In response to the war in Ukraine, the Brandeis International Business School has launched a new $1 million scholarship called the “Peace Scholarship Fund.” The fund will grant a full scholarship for up to 10 graduate students to complete their education at IBS. The current plan is to award the first scholarships to graduate students this coming fall semester. 

The goal of the scholarship, according to their homepage, is to support students who were “displaced from and forced to leave their country due to violent conflict or persecution for reasons of race, religion, nationality, or membership of a particular social group or political opinion.”

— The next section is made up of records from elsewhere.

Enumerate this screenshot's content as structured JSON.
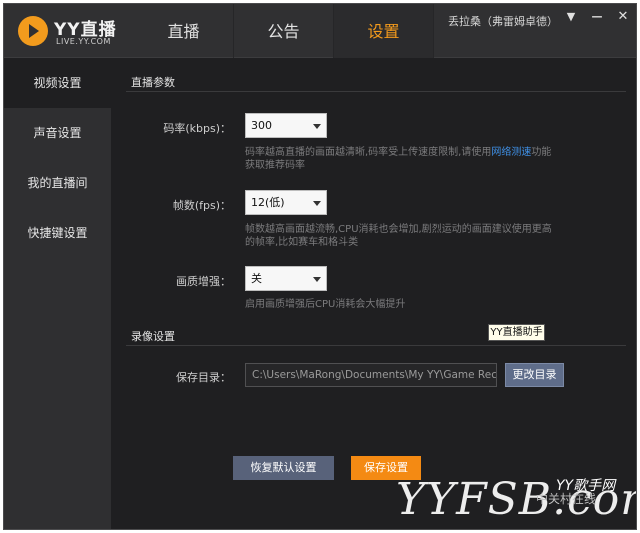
{
  "header": {
    "logo_text": "YY直播",
    "logo_sub": "LIVE.YY.COM",
    "tabs": [
      {
        "label": "直播"
      },
      {
        "label": "公告"
      },
      {
        "label": "设置"
      }
    ],
    "user_name": "丢拉桑（弗雷姆卓德）",
    "window_buttons": {
      "menu": "▼",
      "minimize": "—",
      "close": "✕"
    }
  },
  "sidebar": {
    "items": [
      {
        "label": "视频设置"
      },
      {
        "label": "声音设置"
      },
      {
        "label": "我的直播间"
      },
      {
        "label": "快捷键设置"
      }
    ]
  },
  "live_params": {
    "title": "直播参数",
    "bitrate": {
      "label": "码率(kbps)：",
      "value": "300",
      "hint_pre": "码率越高直播的画面越清晰,码率受上传速度限制,请使用",
      "hint_link": "网络测速",
      "hint_post": "功能获取推荐码率"
    },
    "fps": {
      "label": "帧数(fps)：",
      "value": "12(低)",
      "hint": "帧数越高画面越流畅,CPU消耗也会增加,剧烈运动的画面建议使用更高的帧率,比如赛车和格斗类"
    },
    "enhance": {
      "label": "画质增强：",
      "value": "关",
      "hint": "启用画质增强后CPU消耗会大幅提升"
    }
  },
  "record": {
    "title": "录像设置",
    "tooltip": "YY直播助手",
    "dir_label": "保存目录：",
    "dir_value": "C:\\Users\\MaRong\\Documents\\My YY\\Game Record",
    "change_button": "更改目录"
  },
  "actions": {
    "restore_default": "恢复默认设置",
    "save": "保存设置"
  },
  "watermark": {
    "text": "YYFSB.com",
    "line1": "YY歌手网",
    "line2": "中关村在线"
  }
}
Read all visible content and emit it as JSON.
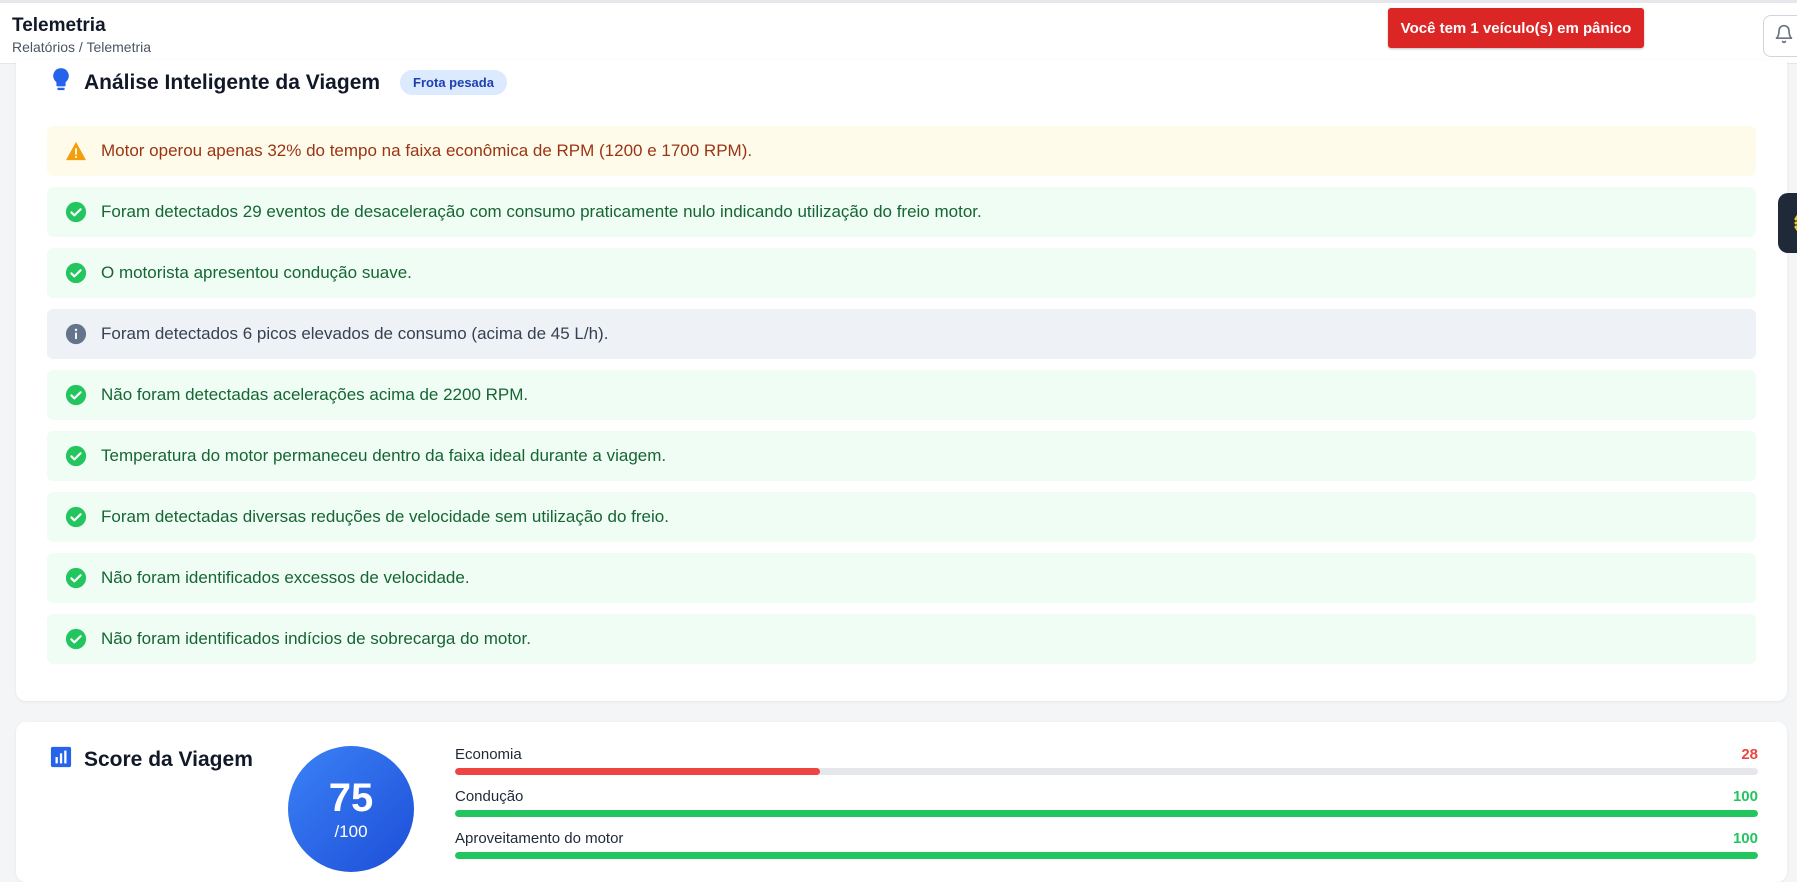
{
  "header": {
    "title": "Telemetria",
    "breadcrumb": "Relatórios / Telemetria",
    "panic_alert": "Você tem 1 veículo(s) em pânico",
    "icons": [
      "bell-icon"
    ]
  },
  "analysis": {
    "title": "Análise Inteligente da Viagem",
    "badge": "Frota pesada",
    "icon": "lightbulb-icon",
    "items": [
      {
        "type": "warning",
        "icon": "warning-triangle-icon",
        "text": "Motor operou apenas 32% do tempo na faixa econômica de RPM (1200 e 1700 RPM)."
      },
      {
        "type": "success",
        "icon": "check-circle-icon",
        "text": "Foram detectados 29 eventos de desaceleração com consumo praticamente nulo indicando utilização do freio motor."
      },
      {
        "type": "success",
        "icon": "check-circle-icon",
        "text": "O motorista apresentou condução suave."
      },
      {
        "type": "info",
        "icon": "info-circle-icon",
        "text": "Foram detectados 6 picos elevados de consumo (acima de 45 L/h)."
      },
      {
        "type": "success",
        "icon": "check-circle-icon",
        "text": "Não foram detectadas acelerações acima de 2200 RPM."
      },
      {
        "type": "success",
        "icon": "check-circle-icon",
        "text": "Temperatura do motor permaneceu dentro da faixa ideal durante a viagem."
      },
      {
        "type": "success",
        "icon": "check-circle-icon",
        "text": "Foram detectadas diversas reduções de velocidade sem utilização do freio."
      },
      {
        "type": "success",
        "icon": "check-circle-icon",
        "text": "Não foram identificados excessos de velocidade."
      },
      {
        "type": "success",
        "icon": "check-circle-icon",
        "text": "Não foram identificados indícios de sobrecarga do motor."
      }
    ]
  },
  "score": {
    "title": "Score da Viagem",
    "icon": "bar-chart-icon",
    "value": "75",
    "max_label": "/100",
    "metrics": [
      {
        "label": "Economia",
        "value": "28",
        "percent": 28,
        "color": "#ef4444"
      },
      {
        "label": "Condução",
        "value": "100",
        "percent": 100,
        "color": "#22c55e"
      },
      {
        "label": "Aproveitamento do motor",
        "value": "100",
        "percent": 100,
        "color": "#22c55e"
      }
    ]
  },
  "colors": {
    "warning": "#f59e0b",
    "success": "#22c55e",
    "info": "#64748b",
    "danger": "#dc2626",
    "accent": "#2563eb"
  }
}
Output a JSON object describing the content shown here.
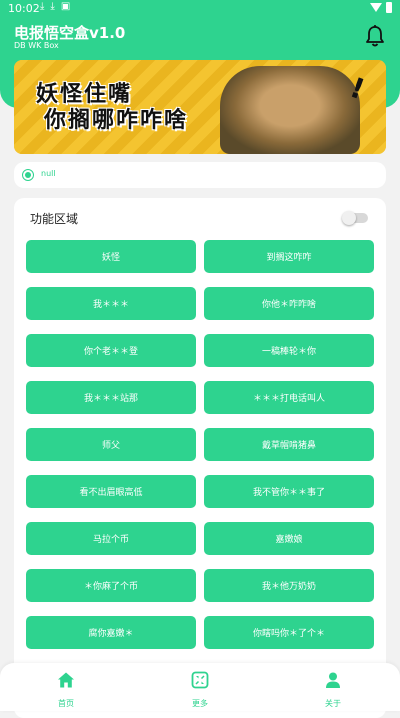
{
  "status_bar": {
    "time": "10:02"
  },
  "header": {
    "title": "电报悟空盒v1.0",
    "subtitle": "DB WK Box"
  },
  "banner": {
    "line1": "妖怪住嘴",
    "line2": "你搁哪咋咋啥",
    "exclaim": "!"
  },
  "option": {
    "label": "null"
  },
  "functions": {
    "title": "功能区域",
    "toggle_on": false,
    "buttons": [
      "妖怪",
      "到搁这咋咋",
      "我＊＊＊",
      "你他＊咋咋啥",
      "你个老＊＊登",
      "一稿棒轮＊你",
      "我＊＊＊站那",
      "＊＊＊打电话叫人",
      "师父",
      "戴草帽啃猪鼻",
      "看不出眉眼高低",
      "我不管你＊＊事了",
      "马拉个币",
      "嘉嫩娘",
      "＊你麻了个币",
      "我＊他万奶奶",
      "腐你嘉嫩＊",
      "你瞎吗你＊了个＊"
    ]
  },
  "bottom_nav": [
    {
      "label": "首页",
      "icon": "home-icon"
    },
    {
      "label": "更多",
      "icon": "more-icon"
    },
    {
      "label": "关于",
      "icon": "user-icon"
    }
  ],
  "colors": {
    "accent": "#2ed38f",
    "background": "#f2f2f2"
  }
}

Brian Messenger, Senior Associate Director of Communications at the Business School, commented on how IBS is working to find students in need of scholarships in an April 29 email to the Justice. He stated that since the announcement of the fund on April 7, the Admissions team at IBS has been in contact with many international partner organizations, including EducationUSA Ukraine and the Fulbright U.S. Student Program. Messenger said that IBS is also in contact with numerous organizations working to assist refugees from Ukraine. 

Two members of IBS’s Board of Advisors, Barbara Clark M.A. ’91, and Alan Hassenfeld H’20, board co-chair, have pledged to donate $250,000 each towards the establishment of the Peace Scholarship, according to a BrandeisNow article. Clark holds a master’s degree in international economics and finance from Brandeis, and Hassenfeld received an honorary degree from the University in 2020. The remainder of the scholarship money will be raised through matching funds, and the scholarship fund has stated on its homepage that additional donations are welcomed and appreciated.

Clark and Hassenfeld both discussed the establishment of the Peace Scholarship in the same BrandeisNow article, focusing on what propelled IBS to create the scholarship. 

Clark stated that providing students from all over the world with a foundational education for how to be “good global citizens” is a core value of IBS. Clark said in the article, “to live those values, we must act in times of crisis. The Peace Scholarship Fund will extend an extraordinary opportunity to those students who need it most and ensure we live up to Brandeis’ founding mission of repairing the world.” Hassenfeld spoke on similar lines, stating that to hold themselves up to their highest ideals, the University and IBS must do all they can to be a “beacon of hope in times of despair.”

University President Ron Liebowitz made a statement in the same article regarding the establishment of the Peace Scholarship Fund as well, explaining that the war in Ukraine has already driven more than four million people out of their country, and those in a position to help are required to do what they can. “Brandeis was founded by the American Jewish Community, many of whom had either fled Europe or lost whole families in World War II. Helping those who face similar threats to their lives is something we feel a strong obligation to do,” President Liebowitz said.